The change would either reduce the footprint of the tailings dam or eliminate it entirely.
The company says that data showing more than half of the waste rock at Corani is not acid-generating have opened up its options for tailings disposal. The dry-stacking and in-pit tailings option would increase operating costs marginally and reduce capital expenses substantially. Less need for water would eliminate the need for a freshwater storage dam at savings of up to US$30 million, while shorter haulage distances would mean capital expenditure savings on mine-fleet equipment.
Permitting of the modified project — the company expects to apply for permits in early 2015 — would also likely be easier.
In a release, Andrew Swarthout, Bear Creek’s president and CEO, said he is pleased with the improvements, which could keep capital costs in line with the US$574 million projected in the original study.
“To be able to negate the capital cost creep of the last four years and preserve the low cash costs per ounce of silver expected to be produced net of base-metal credits [negative for the first seven years of the projected 22-year mine life] is an important achievement for our company,” he said.
An environmental and social-impact assessment (ESIA) based on Bear Creek’s previous feasibility study was approved in September. However, the company expects the modified project — in Puno Department, 160 km southeast of Cuzco — could move forward under the same ESIA.
Capex savings could also come from using smaller semi-autogenous grinding mill and ball mill components for the plant, without affecting the 22,500-tonne-per-day throughput, or annual production of 13.4 million oz. silver. Contract mining for first three to five years of production is also being considered to reduce costs.
The 2011 feasibility projected Corani’s after-tax net present value (NPV) at US$463 million and its internal rate of return (IRR) at 17.6%. This was based on metal prices of US$18 per oz. silver, US85¢ per lb. zinc, US85¢ per lb. lead and a 5% discount rate.
In a client note, Canaccord Genuity mining analyst Eric Zaunscherb said that while progress is being made on the optimization front, the project’s capital cost is still a challenge for Bear Creek.
“Despite these optimizations, we continue to look for production in 2020, with US$600 million in initial capital a significant hurdle,” he wrote.
Zaunscherb has a “hold” rating and a $3.20 target price on Bear Creek, noting that the company’s Santa Ana project in southern Peru is still in limbo. The government took away the company’s licence to operate Santa Ana in 2011, in response to protests by local indigenous communities. Bear Creek is pursuing international arbitration against the Peruvian government.
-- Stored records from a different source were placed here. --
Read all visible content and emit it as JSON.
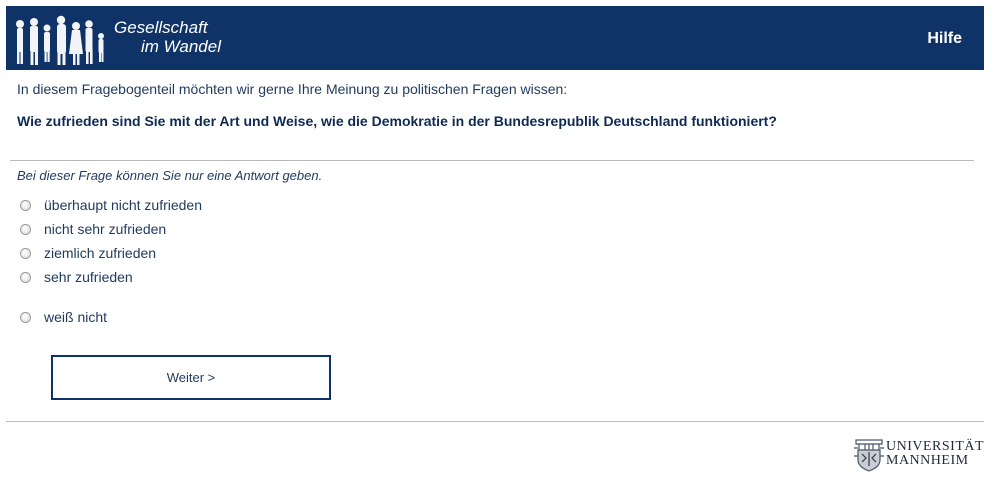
{
  "header": {
    "logo_line1": "Gesellschaft",
    "logo_line2": "im Wandel",
    "help_label": "Hilfe",
    "background_color": "#0f3366"
  },
  "survey": {
    "intro": "In diesem Fragebogenteil möchten wir gerne Ihre Meinung zu politischen Fragen wissen:",
    "question": "Wie zufrieden sind Sie mit der Art und Weise, wie die Demokratie in der Bundesrepublik Deutschland funktioniert?",
    "hint": "Bei dieser Frage können Sie nur eine Antwort geben.",
    "options": [
      {
        "label": "überhaupt nicht zufrieden",
        "selected": false
      },
      {
        "label": "nicht sehr zufrieden",
        "selected": false
      },
      {
        "label": "ziemlich zufrieden",
        "selected": false
      },
      {
        "label": "sehr zufrieden",
        "selected": false
      },
      {
        "label": "weiß nicht",
        "selected": false
      }
    ],
    "next_label": "Weiter >"
  },
  "footer": {
    "university_line1": "UNIVERSITÄT",
    "university_line2": "MANNHEIM",
    "emblem_icon": "university-crest-icon"
  }
}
“The market remains anxious for a settlement with the Peruvian government concerning the Santa Ana silver project rather than a protracted international arbitration process,” Zaunscherb said.
In August, when the company submitted a formal request for arbitration, Swarthout explained that in order to preserve its rights under the Free Trade agreement between Peru and Canada, Bear Creek is required to push forward with the arbitration. However, he said that negotiations with the government were ongoing and productive, and noted that arbitration does not preclude a settlement.
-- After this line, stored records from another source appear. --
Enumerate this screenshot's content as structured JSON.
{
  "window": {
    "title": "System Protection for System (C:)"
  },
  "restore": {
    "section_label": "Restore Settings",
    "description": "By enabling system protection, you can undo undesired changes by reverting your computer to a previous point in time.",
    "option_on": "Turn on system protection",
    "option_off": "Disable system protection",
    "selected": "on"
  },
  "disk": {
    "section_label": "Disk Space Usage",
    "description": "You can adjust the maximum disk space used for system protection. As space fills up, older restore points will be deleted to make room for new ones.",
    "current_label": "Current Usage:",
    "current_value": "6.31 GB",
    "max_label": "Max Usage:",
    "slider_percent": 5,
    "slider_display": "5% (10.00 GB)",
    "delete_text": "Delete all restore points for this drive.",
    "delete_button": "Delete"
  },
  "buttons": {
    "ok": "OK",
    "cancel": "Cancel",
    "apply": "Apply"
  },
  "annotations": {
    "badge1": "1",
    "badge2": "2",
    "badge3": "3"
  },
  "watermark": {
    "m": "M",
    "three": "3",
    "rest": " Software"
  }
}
Santa Ana has an 11-year mine life and is expected to produce 47.4 million oz. silver. A 2010 feasibility study projected that at a US$14.50 per oz. silver price and 5% discount rate, the US$70-million project would yield an US$80.2-million after-tax net present value and a 24.9% internal rate of return.
On the Corani update, Bear Creek shares fell by 15¢, or 4.5%, to $3.15. The shares have traded in a 52-week window of $1.19 to $3.97.